Catching Flies…

My grandmother, Sarah Agnes, was a feisty character.

During the war, (that’s WWII) she bought up houses in London when they were going cheap because of the bombings.

She was a plain cook who, when preparing vegetables as a scullery maid in the kitchen of a fancy hotel, cut all the tops off the asparagus…

Asparagus

and threw them away!

Her husband’s books were packed up and put in the cellar because they messed up the look of a room.  She later burned the lot to accommodate a coal delivery.

With a savvy business head on her shoulders she ran a successful boarding house in a comfortable Victorian

Forthbridge

near Clapham Common and provided her guests with,

“Bed, breakfast… and evening meal…”

She chided my great Aunt around the corner for giving her lodgers a hot drink with biscuits and cheese before going to bed,

“They talk to each other,” she said, “and will start expecting me to add a light supper…”

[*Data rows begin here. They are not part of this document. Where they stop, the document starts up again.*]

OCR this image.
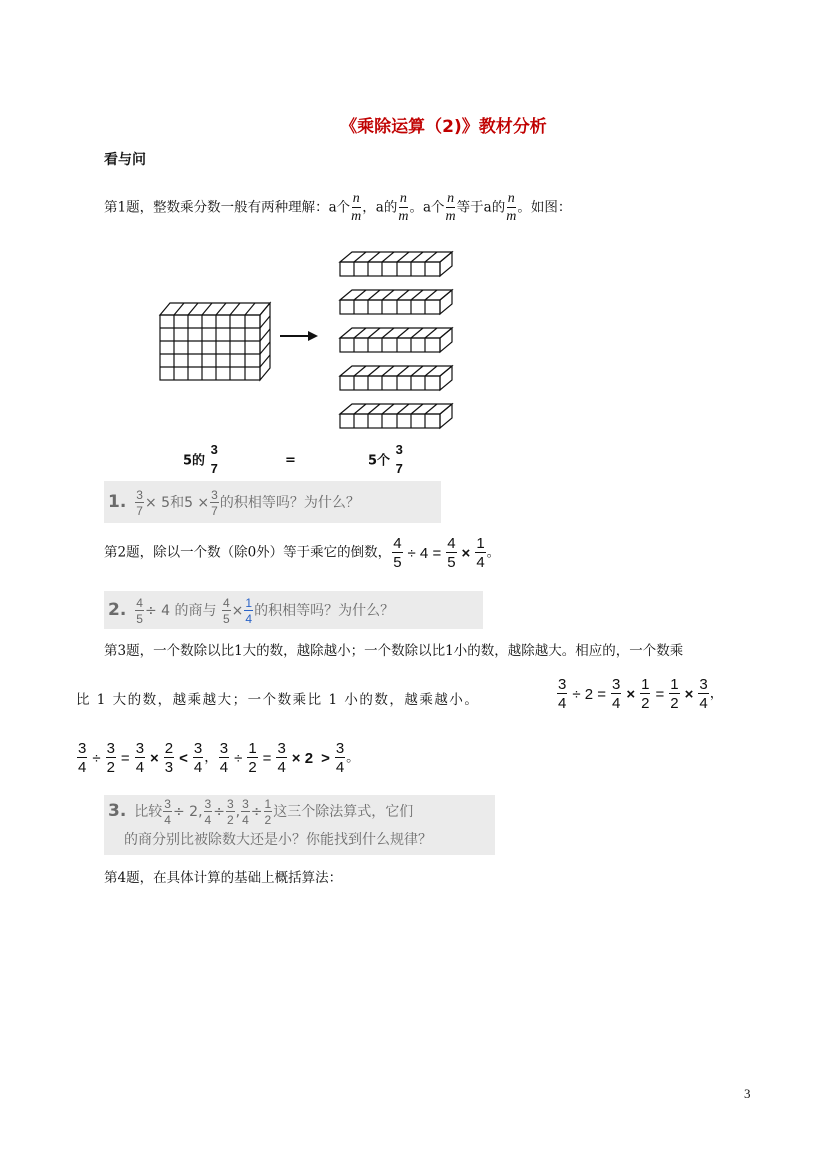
《乘除运算（2)》教材分析
看与问
第1题，整数乘分数一般有两种理解：a个 $\frac{n}{m}$ ，a的 $\frac{n}{m}$ 。a个 $\frac{n}{m}$ 等于a的 $\frac{n}{m}$ 。如图：
5的
3
7
=	5个
3
7
1. $\frac{3}{7} \times 5$和$5 \times \frac{3}{7}$ 的积相等吗？为什么？
第2题，除以一个数（除0外）等于乘它的倒数， $\frac{4}{5} \div 4 = \frac{4}{5} \times \frac{1}{4}$ 。
2. $\frac{4}{5} \div 4$ 的商与 $\frac{4}{5} \times \frac{1}{4}$ 的积相等吗？为什么？
第3题，一个数除以比1大的数，越除越小；一个数除以比1小的数，越除越大。相应的，一个数乘
比 1 大的数，越乘越大；一个数乘比 1 小的数，越乘越小。	$\frac{3}{4} \div 2 = \frac{3}{4} \times \frac{1}{2} = \frac{1}{2} \times \frac{3}{4}$ ，
$\frac{3}{4} \div \frac{3}{2} = \frac{3}{4} \times \frac{2}{3} < \frac{3}{4}$ ， $\frac{3}{4} \div \frac{1}{2} = \frac{3}{4} \times 2 > \frac{3}{4}$ 。
3. 比较 $\frac{3}{4} \div 2$, $\frac{3}{4} \div \frac{3}{2}$ , $\frac{3}{4} \div \frac{1}{2}$ 这三个除法算式，它们
的商分别比被除数大还是小？你能找到什么规律？
第4题，在具体计算的基础上概括算法：
3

She loved a drink down the pub, usually Guinness or a nip of good whisky,

Pub

She joined in the sing-a-long and as the evening progressed the dancing began and ‘knees up mother Brown’ could be heard up and down the street.

If there was a party you could rest assured Sarah was in the thick of it.

Once she was bound over to keep the peace for speaking her mind to a neighbor in her not so soft Geordie voice,

“I’d do it again,” she said, “that woman deserved a good scolding!”

Her heart was solid gold, during the war, ration books in hand the queue for meat long, she turned to the woman behind her and said,

“Cheer up love, it may never happen…” to which the woman replied, “It already has…” she and her couple of mites were homeless, their house had been bombed the night before,

“Come home with me,” Sarah said, “I’ve got an empty room.”

My mother had to sleep in the bathroom on the wooden board covering the tub.

Sarah Agnes had quick-as-a-flash reflexes,

She could catch flies!

Daughts claimed to have caught a fly during ballet class…

MaliaBallet

You couldn’t do better than take after Great Grandmother Sarah,

Daughts already holds her name!

I wonder what else will rise to the surface of the gene pool?

Are you as amazed as me at the traits you and yours have from relatives we’ve never met?